Why was the chicken screaming?
He had an egg stuck in his butt.
Why was the chicken screaming?
He had an egg stuck in his butt.
I asked my dad, "Are we there yet?" and he told me, "Don't worry, son, it will be a short ride!"
Bro, I love hanging out with bullies. It's either we play Yahtzee or we playing Nazi.
The biggest inconvenience in 2001, I thought, was my brother. Turns out it was 9/11. I guess the planes saw him be born and died from how ugly he was. Aluh aluckbar.
What are orphans' least favorite movie?
The Promised Neverland.
Goofy ahh jokes below.
One thing is for sure, the victims from 9/11 died warm.
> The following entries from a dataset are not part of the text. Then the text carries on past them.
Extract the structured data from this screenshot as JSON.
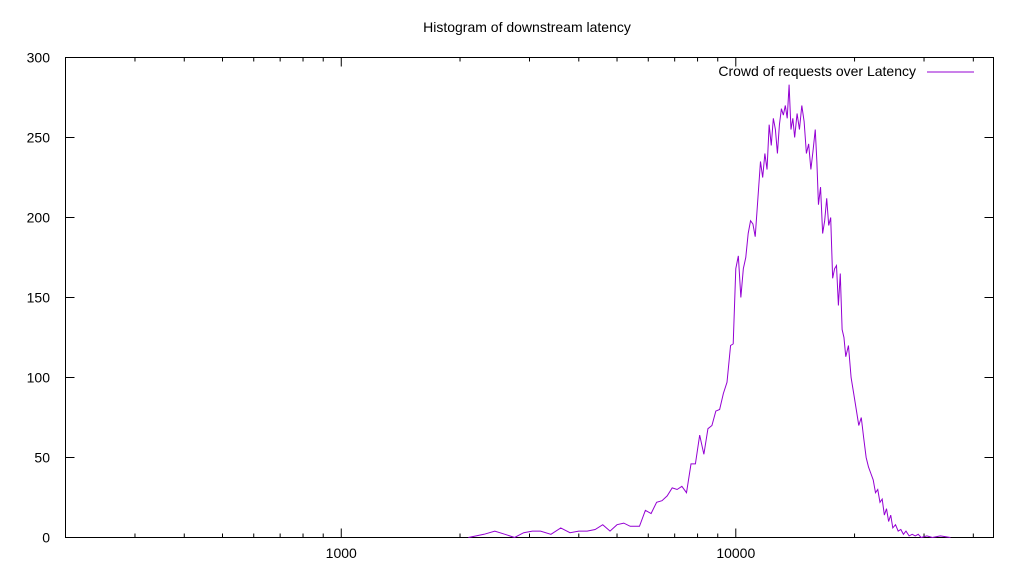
{
  "chart_data": {
    "type": "line",
    "title": "Histogram of downstream latency",
    "xlabel": "",
    "ylabel": "",
    "x_scale": "log",
    "xlim": [
      200,
      45000
    ],
    "ylim": [
      0,
      300
    ],
    "x_major_ticks": [
      1000,
      10000
    ],
    "x_major_tick_labels": [
      "1000",
      "10000"
    ],
    "y_ticks": [
      0,
      50,
      100,
      150,
      200,
      250,
      300
    ],
    "y_tick_labels": [
      "0",
      "50",
      "100",
      "150",
      "200",
      "250",
      "300"
    ],
    "grid": false,
    "legend_position": "top-right",
    "series": [
      {
        "name": "Crowd of requests over Latency",
        "color": "#9400d3",
        "points": [
          [
            2100,
            0
          ],
          [
            2300,
            2
          ],
          [
            2450,
            4
          ],
          [
            2600,
            2
          ],
          [
            2750,
            0
          ],
          [
            2900,
            3
          ],
          [
            3050,
            4
          ],
          [
            3200,
            4
          ],
          [
            3400,
            2
          ],
          [
            3600,
            6
          ],
          [
            3800,
            3
          ],
          [
            4000,
            4
          ],
          [
            4200,
            4
          ],
          [
            4400,
            5
          ],
          [
            4600,
            8
          ],
          [
            4800,
            4
          ],
          [
            5000,
            8
          ],
          [
            5200,
            9
          ],
          [
            5400,
            7
          ],
          [
            5700,
            7
          ],
          [
            5900,
            17
          ],
          [
            6100,
            15
          ],
          [
            6300,
            22
          ],
          [
            6500,
            23
          ],
          [
            6700,
            26
          ],
          [
            6900,
            31
          ],
          [
            7100,
            30
          ],
          [
            7300,
            32
          ],
          [
            7500,
            28
          ],
          [
            7700,
            46
          ],
          [
            7900,
            46
          ],
          [
            8100,
            64
          ],
          [
            8300,
            52
          ],
          [
            8500,
            68
          ],
          [
            8700,
            70
          ],
          [
            8900,
            79
          ],
          [
            9100,
            80
          ],
          [
            9300,
            90
          ],
          [
            9500,
            97
          ],
          [
            9700,
            120
          ],
          [
            9850,
            121
          ],
          [
            10000,
            168
          ],
          [
            10150,
            176
          ],
          [
            10300,
            150
          ],
          [
            10450,
            168
          ],
          [
            10600,
            175
          ],
          [
            10750,
            190
          ],
          [
            10900,
            198
          ],
          [
            11050,
            196
          ],
          [
            11200,
            188
          ],
          [
            11400,
            215
          ],
          [
            11550,
            235
          ],
          [
            11700,
            225
          ],
          [
            11850,
            240
          ],
          [
            12000,
            230
          ],
          [
            12150,
            258
          ],
          [
            12300,
            245
          ],
          [
            12450,
            262
          ],
          [
            12600,
            255
          ],
          [
            12750,
            240
          ],
          [
            12900,
            258
          ],
          [
            13050,
            268
          ],
          [
            13200,
            264
          ],
          [
            13350,
            270
          ],
          [
            13500,
            262
          ],
          [
            13650,
            283
          ],
          [
            13800,
            255
          ],
          [
            13950,
            262
          ],
          [
            14100,
            250
          ],
          [
            14300,
            265
          ],
          [
            14500,
            255
          ],
          [
            14700,
            270
          ],
          [
            14900,
            260
          ],
          [
            15100,
            240
          ],
          [
            15300,
            246
          ],
          [
            15500,
            230
          ],
          [
            15700,
            242
          ],
          [
            15900,
            255
          ],
          [
            16050,
            235
          ],
          [
            16200,
            208
          ],
          [
            16400,
            219
          ],
          [
            16600,
            190
          ],
          [
            16800,
            198
          ],
          [
            17000,
            212
          ],
          [
            17200,
            195
          ],
          [
            17400,
            200
          ],
          [
            17600,
            162
          ],
          [
            17800,
            168
          ],
          [
            18000,
            170
          ],
          [
            18200,
            145
          ],
          [
            18400,
            165
          ],
          [
            18600,
            130
          ],
          [
            18800,
            125
          ],
          [
            19000,
            113
          ],
          [
            19300,
            120
          ],
          [
            19600,
            100
          ],
          [
            19900,
            90
          ],
          [
            20200,
            80
          ],
          [
            20500,
            70
          ],
          [
            20800,
            75
          ],
          [
            21100,
            62
          ],
          [
            21400,
            50
          ],
          [
            21700,
            44
          ],
          [
            22000,
            40
          ],
          [
            22300,
            36
          ],
          [
            22600,
            28
          ],
          [
            22900,
            30
          ],
          [
            23200,
            22
          ],
          [
            23500,
            24
          ],
          [
            23800,
            14
          ],
          [
            24100,
            18
          ],
          [
            24400,
            10
          ],
          [
            24700,
            14
          ],
          [
            25000,
            6
          ],
          [
            25400,
            8
          ],
          [
            25800,
            4
          ],
          [
            26200,
            5
          ],
          [
            26600,
            2
          ],
          [
            27000,
            4
          ],
          [
            27500,
            1
          ],
          [
            28000,
            2
          ],
          [
            28500,
            1
          ],
          [
            29000,
            2
          ],
          [
            29500,
            0
          ],
          [
            30500,
            1
          ],
          [
            31500,
            0
          ],
          [
            33000,
            1
          ],
          [
            35000,
            0
          ]
        ]
      }
    ]
  }
}
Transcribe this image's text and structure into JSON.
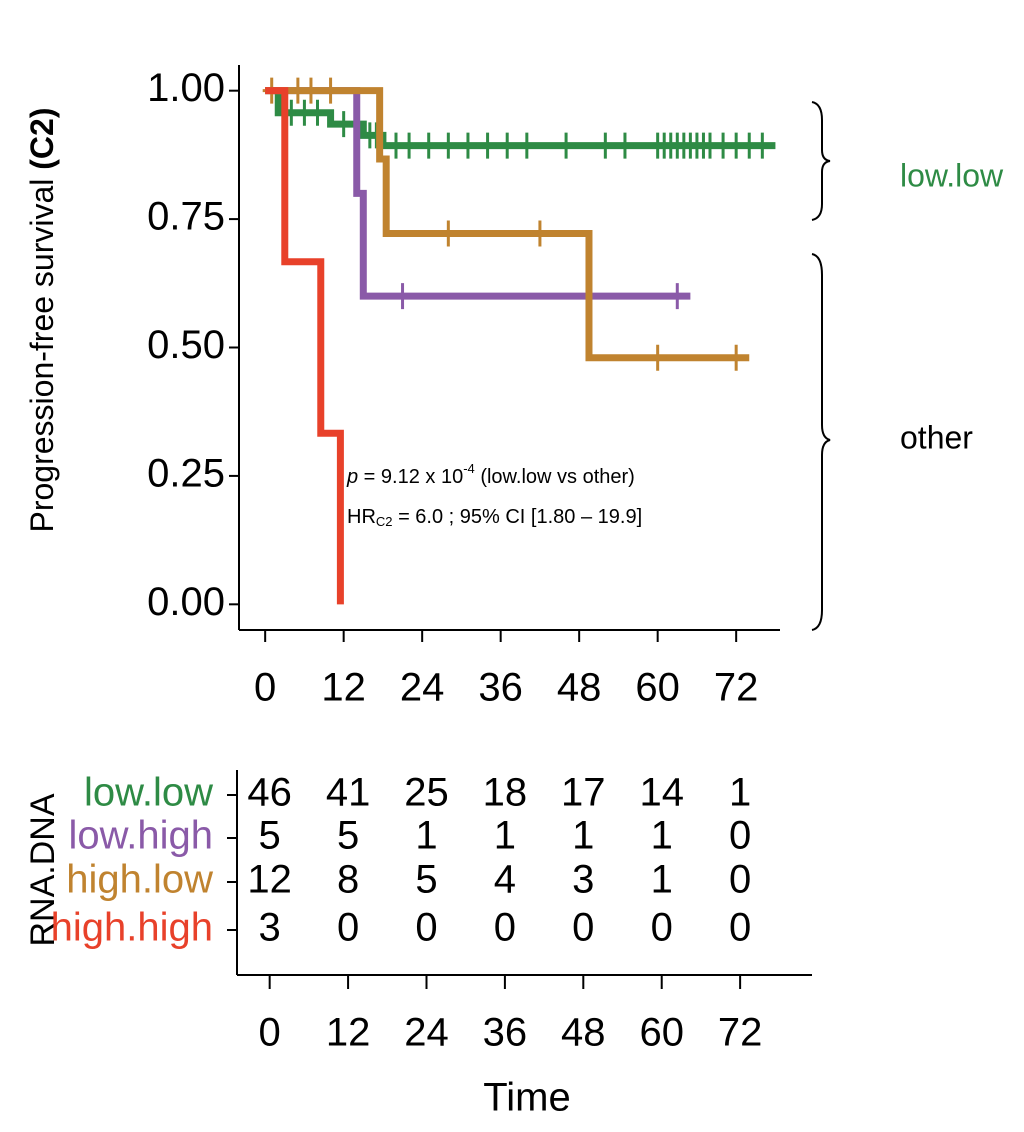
{
  "chart_data": [
    {
      "type": "step",
      "ylabel": "Progression-free survival",
      "ylabel_bold": "(C2)",
      "xlim": [
        -4,
        78.7
      ],
      "ylim": [
        -0.05,
        1.05
      ],
      "xticks": [
        0,
        12,
        24,
        36,
        48,
        60,
        72
      ],
      "yticks": [
        {
          "value": 0,
          "label": "0.00"
        },
        {
          "value": 0.25,
          "label": "0.25"
        },
        {
          "value": 0.5,
          "label": "0.50"
        },
        {
          "value": 0.75,
          "label": "0.75"
        },
        {
          "value": 1,
          "label": "1.00"
        }
      ],
      "series": [
        {
          "name": "low.low",
          "color": "#2e8b45",
          "x": [
            0,
            2,
            10,
            15,
            18,
            78
          ],
          "values": [
            1,
            0.957,
            0.935,
            0.913,
            0.893,
            0.893
          ],
          "censor_x": [
            4,
            6,
            8,
            12,
            14,
            16,
            17,
            20,
            22,
            25,
            28,
            31,
            34,
            37,
            40,
            46,
            52,
            55,
            60,
            61,
            62,
            63,
            64,
            65,
            66,
            67,
            68,
            70,
            72,
            74,
            76
          ],
          "censor_values": [
            0.957,
            0.957,
            0.957,
            0.935,
            0.935,
            0.913,
            0.913,
            0.893,
            0.893,
            0.893,
            0.893,
            0.893,
            0.893,
            0.893,
            0.893,
            0.893,
            0.893,
            0.893,
            0.893,
            0.893,
            0.893,
            0.893,
            0.893,
            0.893,
            0.893,
            0.893,
            0.893,
            0.893,
            0.893,
            0.893,
            0.893
          ]
        },
        {
          "name": "low.high",
          "color": "#8a5aa8",
          "x": [
            0,
            14,
            15,
            65
          ],
          "values": [
            1,
            0.8,
            0.6,
            0.6
          ],
          "censor_x": [
            21,
            63
          ],
          "censor_values": [
            0.6,
            0.6
          ]
        },
        {
          "name": "high.low",
          "color": "#c0832f",
          "x": [
            0,
            17.5,
            18.5,
            49.5,
            74
          ],
          "values": [
            1,
            0.867,
            0.722,
            0.48,
            0.48
          ],
          "censor_x": [
            1,
            5,
            7,
            10,
            28,
            42,
            60,
            72
          ],
          "censor_values": [
            1,
            1,
            1,
            1,
            0.722,
            0.722,
            0.48,
            0.48
          ]
        },
        {
          "name": "high.high",
          "color": "#e8412a",
          "x": [
            0,
            3,
            8.5,
            11.5
          ],
          "values": [
            1,
            0.667,
            0.333,
            0
          ],
          "censor_x": [],
          "censor_values": []
        }
      ],
      "annotation": {
        "p_symbol": "p",
        "p_text": " = 9.12 x 10",
        "p_exponent": "-4",
        "p_tail": " (low.low vs other)",
        "hr": "HR",
        "hr_sub": "C2",
        "hr_text": " = 6.0 ; 95% CI [1.80 – 19.9]"
      },
      "groups": [
        {
          "label": "low.low",
          "color": "#2e8b45"
        },
        {
          "label": "other",
          "color": "#000000"
        }
      ]
    },
    {
      "type": "risk-table",
      "ylabel": "RNA.DNA",
      "xlabel": "Time",
      "xlim": [
        -5,
        83
      ],
      "xticks": [
        0,
        12,
        24,
        36,
        48,
        60,
        72
      ],
      "series": [
        {
          "name": "low.low",
          "color": "#2e8b45",
          "values": [
            46,
            41,
            25,
            18,
            17,
            14,
            1
          ]
        },
        {
          "name": "low.high",
          "color": "#8a5aa8",
          "values": [
            5,
            5,
            1,
            1,
            1,
            1,
            0
          ]
        },
        {
          "name": "high.low",
          "color": "#c0832f",
          "values": [
            12,
            8,
            5,
            4,
            3,
            1,
            0
          ]
        },
        {
          "name": "high.high",
          "color": "#e8412a",
          "values": [
            3,
            0,
            0,
            0,
            0,
            0,
            0
          ]
        }
      ]
    }
  ]
}
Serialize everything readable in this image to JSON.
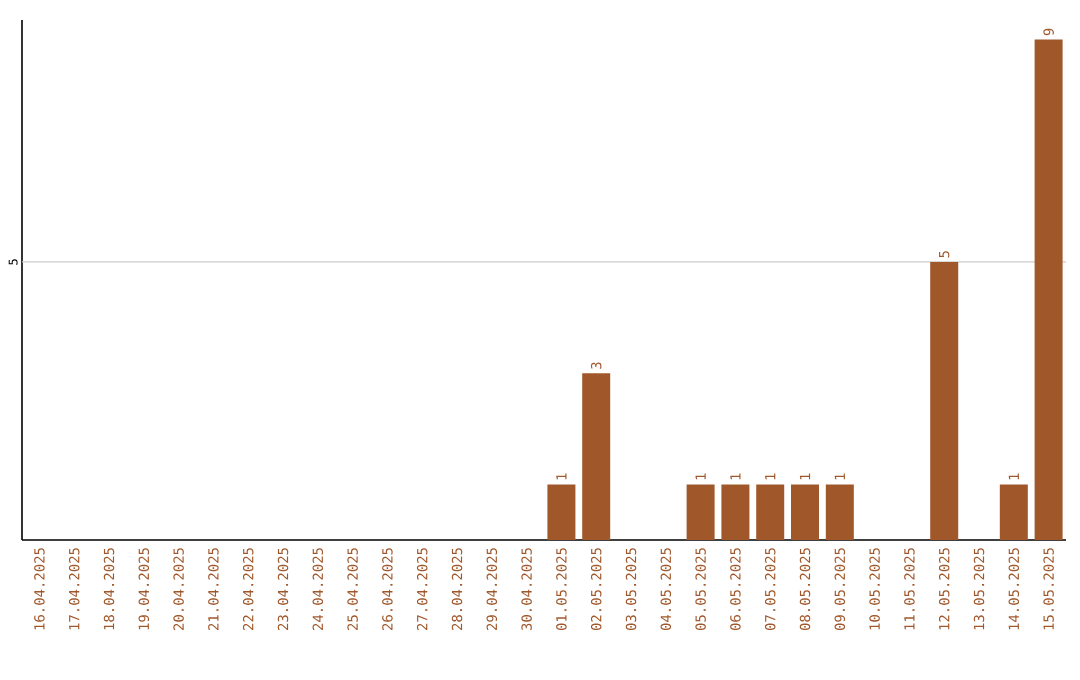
{
  "chart_data": {
    "type": "bar",
    "categories": [
      "16.04.2025",
      "17.04.2025",
      "18.04.2025",
      "19.04.2025",
      "20.04.2025",
      "21.04.2025",
      "22.04.2025",
      "23.04.2025",
      "24.04.2025",
      "25.04.2025",
      "26.04.2025",
      "27.04.2025",
      "28.04.2025",
      "29.04.2025",
      "30.04.2025",
      "01.05.2025",
      "02.05.2025",
      "03.05.2025",
      "04.05.2025",
      "05.05.2025",
      "06.05.2025",
      "07.05.2025",
      "08.05.2025",
      "09.05.2025",
      "10.05.2025",
      "11.05.2025",
      "12.05.2025",
      "13.05.2025",
      "14.05.2025",
      "15.05.2025"
    ],
    "values": [
      null,
      null,
      null,
      null,
      null,
      null,
      null,
      null,
      null,
      null,
      null,
      null,
      null,
      null,
      null,
      1,
      3,
      null,
      null,
      1,
      1,
      1,
      1,
      1,
      null,
      null,
      5,
      null,
      1,
      9
    ],
    "value_labels": [
      null,
      null,
      null,
      null,
      null,
      null,
      null,
      null,
      null,
      null,
      null,
      null,
      null,
      null,
      null,
      "1",
      "3",
      null,
      null,
      "1",
      "1",
      "1",
      "1",
      "1",
      null,
      null,
      "5",
      null,
      "1",
      "9"
    ],
    "color": "#a0572a",
    "ylim": [
      0,
      9.35
    ],
    "ref_lines": [
      {
        "axis": "y",
        "value": 5,
        "label": "5",
        "color": "#cccccc"
      }
    ]
  }
}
I found an alien in my backyard. I put him to work. He went to a farm, and I never saw him again. Moments later, he is on the Daily Planet acting as a reporter. A green rock smashed my house. I called him back, and he passed out.
I remarked, "You lazy!"
Last week I felt so high and mighty I thought I could fly. I took one shot, puffed through my pipe, and jumped in the air on a trampoline. I woke up in heaven.
I asked an angel, "How did I die?"
"Well, little monkey, you thought your bed was a trampoline and you hit your head. Your mom called the doctor, and the doctor said you were dead."
I told my friend you should definitely quit smoking, but he could not find me because he was already up in flames.
Your Nan is dead.
I'm emo, by the way.
Your momma is so hairy that when you were born, you got rug burn.
Hey, can you Putin deez nuts?
One thing you can ask Mario:
"Can you jump up and down for me?"
What did Nemo say to the emo?
"Be careful, you can't Nemo your way out of emo."
I went to the super market one day and I saw a Caesar salad for 69 dollars. Next minute someone comes up to me and says, "Caesar deez nutz!"
What thing can jump the highest?
Emo kids, some of them are still in the air.
I can't tell what's farther, the Great Wall of China, or how far Paul Walker flew out of his windshield.